Внутри под брезентом уже было несколько заключенных и конвой – гестаповцы с автоматами. Его толкнули на свободное место на деревянной скамье, и он стал садиться, стараясь делать как можно меньше движений, чтобы не растревожить избитое тело. Однако это ему не удалось – когда он коснулся спиной брезента, почувствовал такую боль, что едва не потерял сознание. Закусив разбитую губу, он почувствовал, как его рот наполнился солоноватой, свежей кровью. Он стал глотать ее, как целительный эликсир, и тем, как ни странно, сумел сохранить сознание.

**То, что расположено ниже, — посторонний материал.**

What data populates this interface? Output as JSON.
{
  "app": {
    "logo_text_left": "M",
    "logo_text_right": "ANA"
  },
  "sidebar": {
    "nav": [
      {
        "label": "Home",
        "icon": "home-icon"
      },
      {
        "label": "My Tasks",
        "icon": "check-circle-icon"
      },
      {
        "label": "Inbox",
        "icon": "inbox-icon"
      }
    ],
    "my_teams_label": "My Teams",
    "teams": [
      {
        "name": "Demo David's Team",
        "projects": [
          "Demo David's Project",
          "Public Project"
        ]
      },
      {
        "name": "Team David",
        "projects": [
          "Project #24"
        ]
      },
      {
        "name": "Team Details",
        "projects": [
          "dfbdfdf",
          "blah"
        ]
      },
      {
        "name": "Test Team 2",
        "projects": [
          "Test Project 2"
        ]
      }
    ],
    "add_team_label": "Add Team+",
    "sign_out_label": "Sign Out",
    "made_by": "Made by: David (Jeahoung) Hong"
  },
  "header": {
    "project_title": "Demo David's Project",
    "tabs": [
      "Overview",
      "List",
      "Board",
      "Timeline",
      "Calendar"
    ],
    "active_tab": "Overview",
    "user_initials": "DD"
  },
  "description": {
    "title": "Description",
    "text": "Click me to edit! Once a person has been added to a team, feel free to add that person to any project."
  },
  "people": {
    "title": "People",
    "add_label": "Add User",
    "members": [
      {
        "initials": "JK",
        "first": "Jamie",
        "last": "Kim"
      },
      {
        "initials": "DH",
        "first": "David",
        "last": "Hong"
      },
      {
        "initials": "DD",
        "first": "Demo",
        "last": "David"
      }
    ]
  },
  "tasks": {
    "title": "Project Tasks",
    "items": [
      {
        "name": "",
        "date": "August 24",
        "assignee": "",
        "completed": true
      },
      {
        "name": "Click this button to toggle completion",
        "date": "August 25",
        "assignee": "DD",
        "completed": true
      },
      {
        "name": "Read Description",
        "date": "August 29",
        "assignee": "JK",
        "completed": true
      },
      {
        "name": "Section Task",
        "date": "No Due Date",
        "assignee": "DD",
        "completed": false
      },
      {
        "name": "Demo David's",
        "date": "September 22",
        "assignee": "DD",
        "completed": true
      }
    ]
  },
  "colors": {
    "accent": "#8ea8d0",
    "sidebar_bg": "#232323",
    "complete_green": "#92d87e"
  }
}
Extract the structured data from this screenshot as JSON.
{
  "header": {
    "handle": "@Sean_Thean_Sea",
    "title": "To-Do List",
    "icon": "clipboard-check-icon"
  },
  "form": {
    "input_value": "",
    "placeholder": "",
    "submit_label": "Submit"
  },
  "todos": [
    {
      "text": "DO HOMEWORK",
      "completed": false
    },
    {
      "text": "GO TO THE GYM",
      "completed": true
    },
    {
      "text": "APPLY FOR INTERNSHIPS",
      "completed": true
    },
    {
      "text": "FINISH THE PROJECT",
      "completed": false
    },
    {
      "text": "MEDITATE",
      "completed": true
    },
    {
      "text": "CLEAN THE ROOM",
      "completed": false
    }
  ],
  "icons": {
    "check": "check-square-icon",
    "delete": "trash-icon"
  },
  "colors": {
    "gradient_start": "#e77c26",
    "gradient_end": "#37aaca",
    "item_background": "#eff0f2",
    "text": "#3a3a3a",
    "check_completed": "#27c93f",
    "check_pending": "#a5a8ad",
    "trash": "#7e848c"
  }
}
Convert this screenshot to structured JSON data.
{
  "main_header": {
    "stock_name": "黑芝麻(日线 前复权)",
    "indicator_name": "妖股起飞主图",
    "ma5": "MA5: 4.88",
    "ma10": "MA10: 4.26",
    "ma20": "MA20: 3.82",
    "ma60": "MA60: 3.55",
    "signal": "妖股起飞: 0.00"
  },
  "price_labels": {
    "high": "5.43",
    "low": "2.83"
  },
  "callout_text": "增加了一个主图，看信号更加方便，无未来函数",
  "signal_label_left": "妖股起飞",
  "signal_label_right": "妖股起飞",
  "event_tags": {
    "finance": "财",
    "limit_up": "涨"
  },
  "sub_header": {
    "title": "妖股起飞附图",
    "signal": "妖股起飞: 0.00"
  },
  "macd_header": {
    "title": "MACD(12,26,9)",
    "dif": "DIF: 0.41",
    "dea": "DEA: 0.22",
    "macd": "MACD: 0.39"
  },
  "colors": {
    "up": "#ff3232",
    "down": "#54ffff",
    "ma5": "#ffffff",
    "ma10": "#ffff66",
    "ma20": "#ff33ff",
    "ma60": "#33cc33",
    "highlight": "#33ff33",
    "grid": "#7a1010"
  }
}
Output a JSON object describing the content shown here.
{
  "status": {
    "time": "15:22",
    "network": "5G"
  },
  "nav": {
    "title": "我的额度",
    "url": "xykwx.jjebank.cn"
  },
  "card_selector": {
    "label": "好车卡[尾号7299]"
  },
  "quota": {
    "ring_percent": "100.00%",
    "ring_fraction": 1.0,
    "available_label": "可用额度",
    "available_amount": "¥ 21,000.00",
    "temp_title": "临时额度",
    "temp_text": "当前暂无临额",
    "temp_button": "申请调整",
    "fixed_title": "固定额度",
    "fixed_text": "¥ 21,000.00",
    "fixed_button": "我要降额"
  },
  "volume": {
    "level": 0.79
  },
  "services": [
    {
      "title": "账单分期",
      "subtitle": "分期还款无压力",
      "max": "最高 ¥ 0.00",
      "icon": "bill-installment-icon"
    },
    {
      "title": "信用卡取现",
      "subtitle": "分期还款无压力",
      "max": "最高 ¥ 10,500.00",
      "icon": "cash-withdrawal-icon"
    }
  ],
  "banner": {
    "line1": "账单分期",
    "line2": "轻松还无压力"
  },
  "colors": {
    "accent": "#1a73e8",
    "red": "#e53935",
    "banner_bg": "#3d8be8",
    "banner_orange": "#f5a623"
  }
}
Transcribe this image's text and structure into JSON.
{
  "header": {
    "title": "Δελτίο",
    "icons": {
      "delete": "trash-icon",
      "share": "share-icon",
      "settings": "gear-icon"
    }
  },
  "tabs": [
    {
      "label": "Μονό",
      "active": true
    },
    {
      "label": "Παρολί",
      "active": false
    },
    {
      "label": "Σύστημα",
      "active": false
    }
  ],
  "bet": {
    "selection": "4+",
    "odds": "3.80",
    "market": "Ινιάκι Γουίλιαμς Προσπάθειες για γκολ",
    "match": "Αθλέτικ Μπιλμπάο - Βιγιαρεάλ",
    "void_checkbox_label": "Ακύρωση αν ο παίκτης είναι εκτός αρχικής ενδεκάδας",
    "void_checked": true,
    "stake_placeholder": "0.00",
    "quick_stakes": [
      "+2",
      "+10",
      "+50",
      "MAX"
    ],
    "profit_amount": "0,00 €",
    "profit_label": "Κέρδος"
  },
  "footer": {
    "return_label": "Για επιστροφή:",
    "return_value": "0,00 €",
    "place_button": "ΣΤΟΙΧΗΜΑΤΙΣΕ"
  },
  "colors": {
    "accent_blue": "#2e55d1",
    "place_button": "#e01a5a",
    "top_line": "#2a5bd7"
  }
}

– Куда нас везут, знаешь? – вдруг услышал он хриплый шепот сидящего рядом с ним заключенного. Он не успел ничего ответить – один из конвоиров изо всей силы ударил спрашивавшего в лицо. Голова того откинулась, несчастный повалился на пол машины. Ударом приклада гестаповец вернул его на место и заорал:
– Всем молчать! Не разговаривать!
После этой показательной экзекуции никто больше не издал ни единого звука. Минут через десять взревел двигатель, и грузовик двинулся вперед, рыча и раскачиваясь. В кузове запахло бензином.
Внутри было довольно просторно. Всего здесь находилось – он посчитал – 14 человек: десять заключенных вместе с ним и четыре вооруженных гестаповца – охрана. Заключенные, как и он, были связаны. Он узнал двух поляков, вместе с которыми сидел в камере, и обменялся с ними тревожными взглядами. Судя по этим взглядам, поляки также ничего не знали о том, куда их везут.
Ехали не долго. Один раз его потянуло в сон, но он тут же прогнал его усилием воли, закусив губу, которая резкой лавиной боли обожгла его мозг, оставив в состоянии бодрствования.